Peterson reprimió un movimiento nervioso de sus manos e intentó pensar en algo que decir. ¿Era irreal aquella conversación, o el irreal era él?

—Se está tomando su trabajo muy en serio —dijo suavemente—. Las veces que he consultado con él, ha ido directo al grano.

—Tiene sentido del humor, ya sabes —respondió Andrés, como si se disculpara por la severidad de su hermano. Parpadeó como un búho.

Peterson se dio cuenta de que Andrés estaba borracho, precisamente en el grado en que puede estar borracha la realeza sin suscitar comentarios. Lo cual quería decir bastante borracho. Sarah tiró de la manga de Peterson, arrastrándole hacia la fiesta. Él dudó por un instante, y luego la siguió. No deseaba que nadie se diera cuenta del tamaño o peso de las maletas que llevaba cuando se fuera. Era mejor ir con Sarah y Andrés y mezclarse con la multitud y desaparecer discretamente más tarde. Permitió a Sarah que le llevara de un lado para otro, presentándolo a alguna gente nueva que podía ser potencialmente útil a la carrera de ella. Sonrió, hizo inclinaciones de cabeza, habló muy poco. Gradualmente fue llegando a la convicción de que todo el mundo allí estaba colocado de alguna manera… borracho, repleto de droga, o simplemente histérico con una frenética energía. Y todos ellos estaban hablando también de las estupideces más superficiales. Había esperado un montón de preguntas acerca de la floración o de las nubes, pero absolutamente nadie le preguntó. Se descubrió a sí mismo observándolos desde un cierto distanciamiento. Tan elegantes e ignorantes como cisnes. Sin embargo, sabía que algunos de ellos debían estar atormentados por las dudas. De nuevo la sensación de irrealidad.

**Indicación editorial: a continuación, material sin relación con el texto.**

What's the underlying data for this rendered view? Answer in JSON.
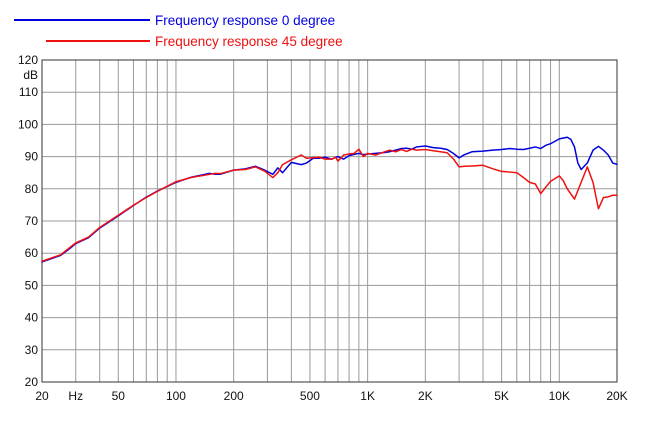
{
  "chart_data": {
    "type": "line",
    "title": "",
    "xlabel": "",
    "ylabel": "dB",
    "x_scale": "log",
    "xlim": [
      20,
      20000
    ],
    "ylim": [
      20,
      120
    ],
    "grid": true,
    "legend_position": "top-left",
    "x_tick_labels": [
      {
        "value": 20,
        "label": "20"
      },
      {
        "value": 30,
        "label": "Hz"
      },
      {
        "value": 50,
        "label": "50"
      },
      {
        "value": 100,
        "label": "100"
      },
      {
        "value": 200,
        "label": "200"
      },
      {
        "value": 500,
        "label": "500"
      },
      {
        "value": 1000,
        "label": "1K"
      },
      {
        "value": 2000,
        "label": "2K"
      },
      {
        "value": 5000,
        "label": "5K"
      },
      {
        "value": 10000,
        "label": "10K"
      },
      {
        "value": 20000,
        "label": "20K"
      }
    ],
    "y_ticks": [
      20,
      30,
      40,
      50,
      60,
      70,
      80,
      90,
      100,
      110,
      120
    ],
    "series": [
      {
        "name": "Frequency response 0 degree",
        "color": "#0000dd",
        "x": [
          20,
          25,
          28,
          30,
          35,
          40,
          50,
          60,
          70,
          80,
          100,
          120,
          150,
          160,
          170,
          200,
          230,
          260,
          290,
          320,
          340,
          360,
          400,
          450,
          480,
          520,
          560,
          600,
          650,
          680,
          700,
          750,
          800,
          850,
          900,
          950,
          1000,
          1100,
          1200,
          1300,
          1400,
          1500,
          1600,
          1700,
          1800,
          2000,
          2200,
          2400,
          2600,
          2800,
          3000,
          3200,
          3500,
          4000,
          4500,
          5000,
          5500,
          6000,
          6500,
          7000,
          7500,
          8000,
          8500,
          9000,
          10000,
          11000,
          11500,
          12000,
          12500,
          13000,
          14000,
          15000,
          16000,
          17000,
          18000,
          19000,
          20000
        ],
        "y": [
          57.3,
          59.3,
          61.5,
          63.0,
          64.8,
          67.8,
          71.6,
          74.8,
          77.4,
          79.3,
          82.0,
          83.6,
          84.8,
          84.5,
          84.5,
          85.8,
          86.2,
          87.0,
          85.8,
          84.5,
          86.5,
          85.0,
          88.2,
          87.5,
          88.0,
          89.5,
          89.5,
          89.8,
          89.2,
          89.8,
          90.0,
          89.2,
          90.3,
          90.7,
          91.0,
          90.6,
          90.8,
          91.0,
          91.2,
          91.5,
          92.0,
          92.5,
          92.6,
          92.3,
          93.0,
          93.3,
          92.8,
          92.6,
          92.2,
          91.0,
          89.6,
          90.6,
          91.5,
          91.7,
          92.0,
          92.2,
          92.5,
          92.3,
          92.2,
          92.6,
          93.0,
          92.5,
          93.5,
          94.0,
          95.5,
          96.0,
          95.3,
          93.0,
          88.0,
          86.0,
          88.0,
          92.0,
          93.2,
          92.0,
          90.5,
          88.0,
          87.6
        ]
      },
      {
        "name": "Frequency response 45 degree",
        "color": "#ee1111",
        "x": [
          20,
          25,
          28,
          30,
          35,
          40,
          50,
          60,
          70,
          80,
          100,
          120,
          150,
          160,
          170,
          200,
          230,
          260,
          290,
          320,
          340,
          360,
          400,
          450,
          480,
          520,
          560,
          600,
          650,
          680,
          700,
          750,
          800,
          850,
          900,
          950,
          1000,
          1100,
          1200,
          1300,
          1400,
          1500,
          1600,
          1700,
          1800,
          2000,
          2200,
          2400,
          2600,
          2800,
          3000,
          3200,
          3500,
          4000,
          4500,
          5000,
          5500,
          6000,
          6500,
          7000,
          7500,
          8000,
          8500,
          9000,
          10000,
          10500,
          11000,
          12000,
          13000,
          14000,
          15000,
          16000,
          17000,
          18000,
          19000,
          20000
        ],
        "y": [
          57.5,
          59.5,
          61.8,
          63.2,
          65.0,
          68.0,
          71.8,
          74.9,
          77.3,
          79.2,
          82.2,
          83.5,
          84.5,
          84.8,
          84.7,
          85.8,
          86.0,
          86.8,
          85.5,
          83.5,
          85.0,
          87.5,
          89.0,
          90.5,
          89.5,
          89.7,
          89.8,
          89.2,
          89.2,
          89.8,
          88.6,
          90.5,
          90.8,
          91.0,
          92.3,
          90.0,
          91.0,
          90.5,
          91.3,
          92.0,
          91.5,
          92.2,
          91.6,
          92.3,
          92.0,
          92.2,
          91.8,
          91.5,
          91.2,
          89.3,
          86.8,
          87.0,
          87.1,
          87.3,
          86.2,
          85.4,
          85.2,
          85.0,
          83.5,
          82.0,
          81.5,
          78.5,
          80.5,
          82.3,
          84.0,
          82.5,
          80.0,
          76.8,
          82.0,
          86.8,
          82.0,
          73.8,
          77.3,
          77.5,
          78.0,
          78.0
        ]
      }
    ]
  }
}
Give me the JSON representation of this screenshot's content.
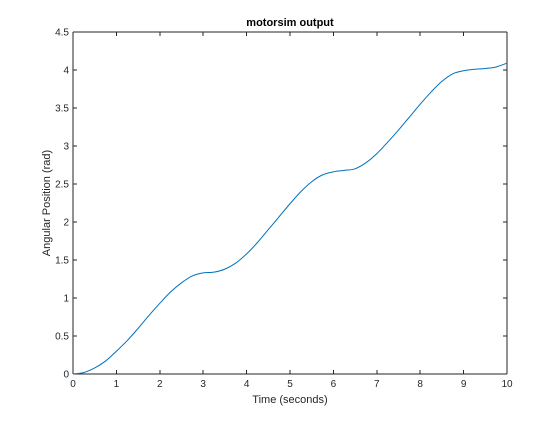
{
  "chart_data": {
    "type": "line",
    "title": "motorsim output",
    "xlabel": "Time (seconds)",
    "ylabel": "Angular Position (rad)",
    "xlim": [
      0,
      10
    ],
    "ylim": [
      0,
      4.5
    ],
    "xticks": [
      0,
      1,
      2,
      3,
      4,
      5,
      6,
      7,
      8,
      9,
      10
    ],
    "yticks": [
      0,
      0.5,
      1,
      1.5,
      2,
      2.5,
      3,
      3.5,
      4,
      4.5
    ],
    "xtick_labels": [
      "0",
      "1",
      "2",
      "3",
      "4",
      "5",
      "6",
      "7",
      "8",
      "9",
      "10"
    ],
    "ytick_labels": [
      "0",
      "0.5",
      "1",
      "1.5",
      "2",
      "2.5",
      "3",
      "3.5",
      "4",
      "4.5"
    ],
    "grid": false,
    "box": true,
    "series": [
      {
        "color": "#0072BD",
        "x": [
          0,
          0.25,
          0.5,
          0.75,
          1,
          1.25,
          1.5,
          1.75,
          2,
          2.25,
          2.5,
          2.75,
          3,
          3.25,
          3.5,
          3.75,
          4,
          4.25,
          4.5,
          4.75,
          5,
          5.25,
          5.5,
          5.75,
          6,
          6.25,
          6.5,
          6.75,
          7,
          7.25,
          7.5,
          7.75,
          8,
          8.25,
          8.5,
          8.75,
          9,
          9.25,
          9.5,
          9.75,
          10
        ],
        "y": [
          0,
          0.02,
          0.08,
          0.17,
          0.3,
          0.44,
          0.6,
          0.77,
          0.93,
          1.08,
          1.2,
          1.29,
          1.33,
          1.34,
          1.38,
          1.46,
          1.58,
          1.73,
          1.9,
          2.07,
          2.24,
          2.4,
          2.53,
          2.62,
          2.66,
          2.68,
          2.7,
          2.78,
          2.9,
          3.05,
          3.21,
          3.38,
          3.55,
          3.71,
          3.85,
          3.95,
          3.99,
          4.01,
          4.02,
          4.04,
          4.09
        ]
      }
    ]
  }
}
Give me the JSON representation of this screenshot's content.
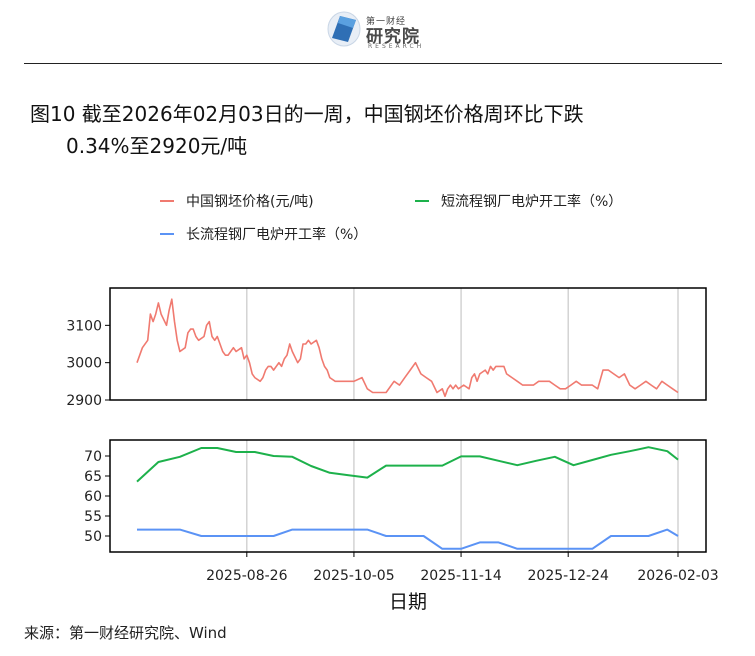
{
  "logo": {
    "top_text": "第一财经",
    "main_text": "研究院",
    "sub_text": "RESEARCH",
    "colors": {
      "primary": "#2f6fb5",
      "light": "#5aa0e0"
    }
  },
  "title": {
    "line1": "图10  截至2026年02月03日的一周，中国钢坯价格周环比下跌",
    "line2": "0.34%至2920元/吨"
  },
  "source": "来源：第一财经研究院、Wind",
  "chart_data": {
    "type": "line",
    "xlabel": "日期",
    "x_ticks": [
      "2025-08-26",
      "2025-10-05",
      "2025-11-14",
      "2025-12-24",
      "2026-02-03"
    ],
    "x_range": [
      "2025-07-16",
      "2026-02-03"
    ],
    "grid": true,
    "legend": "top",
    "panels": [
      {
        "ylim": [
          2900,
          3200
        ],
        "y_ticks": [
          2900,
          3000,
          3100
        ],
        "series": [
          {
            "name": "中国钢坯价格(元/吨)",
            "color": "#f07a70",
            "dates": [
              "2025-07-16",
              "2025-07-18",
              "2025-07-20",
              "2025-07-21",
              "2025-07-22",
              "2025-07-23",
              "2025-07-24",
              "2025-07-25",
              "2025-07-27",
              "2025-07-28",
              "2025-07-29",
              "2025-07-30",
              "2025-07-31",
              "2025-08-01",
              "2025-08-03",
              "2025-08-04",
              "2025-08-05",
              "2025-08-06",
              "2025-08-07",
              "2025-08-08",
              "2025-08-10",
              "2025-08-11",
              "2025-08-12",
              "2025-08-13",
              "2025-08-14",
              "2025-08-15",
              "2025-08-17",
              "2025-08-18",
              "2025-08-19",
              "2025-08-21",
              "2025-08-22",
              "2025-08-24",
              "2025-08-25",
              "2025-08-26",
              "2025-08-27",
              "2025-08-28",
              "2025-08-29",
              "2025-08-31",
              "2025-09-01",
              "2025-09-02",
              "2025-09-03",
              "2025-09-04",
              "2025-09-05",
              "2025-09-07",
              "2025-09-08",
              "2025-09-09",
              "2025-09-10",
              "2025-09-11",
              "2025-09-12",
              "2025-09-14",
              "2025-09-15",
              "2025-09-16",
              "2025-09-17",
              "2025-09-18",
              "2025-09-19",
              "2025-09-21",
              "2025-09-22",
              "2025-09-23",
              "2025-09-24",
              "2025-09-25",
              "2025-09-26",
              "2025-09-28",
              "2025-09-29",
              "2025-09-30",
              "2025-10-01",
              "2025-10-02",
              "2025-10-03",
              "2025-10-05",
              "2025-10-08",
              "2025-10-10",
              "2025-10-12",
              "2025-10-14",
              "2025-10-17",
              "2025-10-20",
              "2025-10-22",
              "2025-10-24",
              "2025-10-26",
              "2025-10-28",
              "2025-10-30",
              "2025-11-01",
              "2025-11-03",
              "2025-11-05",
              "2025-11-07",
              "2025-11-08",
              "2025-11-09",
              "2025-11-10",
              "2025-11-11",
              "2025-11-12",
              "2025-11-13",
              "2025-11-15",
              "2025-11-17",
              "2025-11-18",
              "2025-11-19",
              "2025-11-20",
              "2025-11-21",
              "2025-11-23",
              "2025-11-24",
              "2025-11-25",
              "2025-11-26",
              "2025-11-27",
              "2025-11-28",
              "2025-11-30",
              "2025-12-01",
              "2025-12-03",
              "2025-12-05",
              "2025-12-07",
              "2025-12-09",
              "2025-12-11",
              "2025-12-13",
              "2025-12-15",
              "2025-12-17",
              "2025-12-19",
              "2025-12-21",
              "2025-12-23",
              "2025-12-25",
              "2025-12-27",
              "2025-12-29",
              "2025-12-31",
              "2026-01-02",
              "2026-01-04",
              "2026-01-06",
              "2026-01-08",
              "2026-01-10",
              "2026-01-12",
              "2026-01-14",
              "2026-01-16",
              "2026-01-18",
              "2026-01-20",
              "2026-01-22",
              "2026-01-24",
              "2026-01-26",
              "2026-01-28",
              "2026-01-30",
              "2026-02-01",
              "2026-02-03"
            ],
            "values": [
              3000,
              3040,
              3060,
              3130,
              3110,
              3130,
              3160,
              3130,
              3100,
              3140,
              3170,
              3110,
              3060,
              3030,
              3040,
              3080,
              3090,
              3090,
              3070,
              3060,
              3070,
              3100,
              3110,
              3070,
              3060,
              3070,
              3030,
              3020,
              3020,
              3040,
              3030,
              3040,
              3010,
              3020,
              3000,
              2970,
              2960,
              2950,
              2960,
              2980,
              2990,
              2990,
              2980,
              3000,
              2990,
              3010,
              3020,
              3050,
              3030,
              3000,
              3010,
              3050,
              3050,
              3060,
              3050,
              3060,
              3040,
              3010,
              2990,
              2980,
              2960,
              2950,
              2950,
              2950,
              2950,
              2950,
              2950,
              2950,
              2960,
              2930,
              2920,
              2920,
              2920,
              2950,
              2940,
              2960,
              2980,
              3000,
              2970,
              2960,
              2950,
              2920,
              2930,
              2910,
              2930,
              2940,
              2930,
              2940,
              2930,
              2940,
              2930,
              2960,
              2970,
              2950,
              2970,
              2980,
              2970,
              2990,
              2980,
              2990,
              2990,
              2990,
              2970,
              2960,
              2950,
              2940,
              2940,
              2940,
              2950,
              2950,
              2950,
              2940,
              2930,
              2930,
              2940,
              2950,
              2940,
              2940,
              2940,
              2930,
              2980,
              2980,
              2970,
              2960,
              2970,
              2940,
              2930,
              2940,
              2950,
              2940,
              2930,
              2950,
              2940,
              2930,
              2920
            ]
          }
        ]
      },
      {
        "ylim": [
          46,
          74
        ],
        "y_ticks": [
          50,
          55,
          60,
          65,
          70
        ],
        "series": [
          {
            "name": "短流程钢厂电炉开工率（%）",
            "color": "#1db14b",
            "dates": [
              "2025-07-16",
              "2025-07-24",
              "2025-08-01",
              "2025-08-09",
              "2025-08-15",
              "2025-08-22",
              "2025-08-29",
              "2025-09-05",
              "2025-09-12",
              "2025-09-19",
              "2025-09-26",
              "2025-10-03",
              "2025-10-10",
              "2025-10-17",
              "2025-10-24",
              "2025-10-31",
              "2025-11-07",
              "2025-11-14",
              "2025-11-21",
              "2025-11-28",
              "2025-12-05",
              "2025-12-12",
              "2025-12-19",
              "2025-12-26",
              "2026-01-02",
              "2026-01-09",
              "2026-01-16",
              "2026-01-23",
              "2026-01-30",
              "2026-02-03"
            ],
            "values": [
              63.6,
              68.5,
              69.8,
              72.0,
              72.0,
              71.0,
              71.0,
              70.0,
              69.8,
              67.5,
              65.8,
              65.2,
              64.6,
              67.6,
              67.6,
              67.6,
              67.6,
              69.9,
              69.9,
              68.8,
              67.7,
              68.8,
              69.8,
              67.7,
              69.0,
              70.3,
              71.2,
              72.2,
              71.2,
              69.1
            ]
          },
          {
            "name": "长流程钢厂电炉开工率（%）",
            "color": "#5b93f5",
            "dates": [
              "2025-07-16",
              "2025-07-24",
              "2025-08-01",
              "2025-08-09",
              "2025-08-15",
              "2025-08-22",
              "2025-08-29",
              "2025-09-05",
              "2025-09-12",
              "2025-09-19",
              "2025-09-26",
              "2025-10-03",
              "2025-10-10",
              "2025-10-17",
              "2025-10-24",
              "2025-10-31",
              "2025-11-07",
              "2025-11-14",
              "2025-11-21",
              "2025-11-28",
              "2025-12-05",
              "2025-12-12",
              "2025-12-19",
              "2025-12-26",
              "2026-01-02",
              "2026-01-09",
              "2026-01-16",
              "2026-01-23",
              "2026-01-30",
              "2026-02-03"
            ],
            "values": [
              51.6,
              51.6,
              51.6,
              50.0,
              50.0,
              50.0,
              50.0,
              50.0,
              51.6,
              51.6,
              51.6,
              51.6,
              51.6,
              50.0,
              50.0,
              50.0,
              46.8,
              46.8,
              48.4,
              48.4,
              46.8,
              46.8,
              46.8,
              46.8,
              46.8,
              50.0,
              50.0,
              50.0,
              51.6,
              50.0
            ]
          }
        ]
      }
    ]
  }
}
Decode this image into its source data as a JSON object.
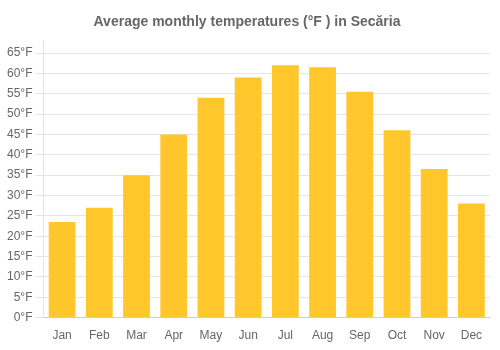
{
  "chart_data": {
    "type": "bar",
    "title": "Average monthly temperatures (°F ) in Secăria",
    "categories": [
      "Jan",
      "Feb",
      "Mar",
      "Apr",
      "May",
      "Jun",
      "Jul",
      "Aug",
      "Sep",
      "Oct",
      "Nov",
      "Dec"
    ],
    "values": [
      23.5,
      27.0,
      35.0,
      45.0,
      54.0,
      59.0,
      62.0,
      61.5,
      55.5,
      46.0,
      36.5,
      28.0
    ],
    "color": "#FFC72C",
    "ylim": [
      0,
      68
    ],
    "yticks": [
      {
        "value": 0,
        "label": "0°F"
      },
      {
        "value": 5,
        "label": "5°F"
      },
      {
        "value": 10,
        "label": "10°F"
      },
      {
        "value": 15,
        "label": "15°F"
      },
      {
        "value": 20,
        "label": "20°F"
      },
      {
        "value": 25,
        "label": "25°F"
      },
      {
        "value": 30,
        "label": "30°F"
      },
      {
        "value": 35,
        "label": "35°F"
      },
      {
        "value": 40,
        "label": "40°F"
      },
      {
        "value": 45,
        "label": "45°F"
      },
      {
        "value": 50,
        "label": "50°F"
      },
      {
        "value": 55,
        "label": "55°F"
      },
      {
        "value": 60,
        "label": "60°F"
      },
      {
        "value": 65,
        "label": "65°F"
      }
    ],
    "grid": true
  }
}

Pasó más de una hora antes de encontrar su oportunidad. Deseaba estar condenadamente seguro de que Andrés no viera las maletas, de modo que esperó hasta que Sarah estuvo agarrada al brazo de Andrés y empezó a contarle una de sus escandalosas historias. Entonces Peterson fue deslizándose de grupo en grupo, pareciendo participar en sus charlas pero de hecho no escuchando a nadie, observando tan sólo para ver si alguien importante se daba cuenta de su salida. En el momento preciso se dirigió rápidamente hacia el vestíbulo. Sacó las maletas. Mientras se volvía, la puerta de su dormitorio se abrió y un rostro enrojecido y de ojos turbios se asomó. Antes de que la mujer pudiera decirle algo, abrió de golpe la puerta de entrada y salió. No era la discreta partida que había imaginado, pero tampoco estaba tan mal. Ahí delante estaba Cambridge y entonces, por el amor de Dios, podría descansar.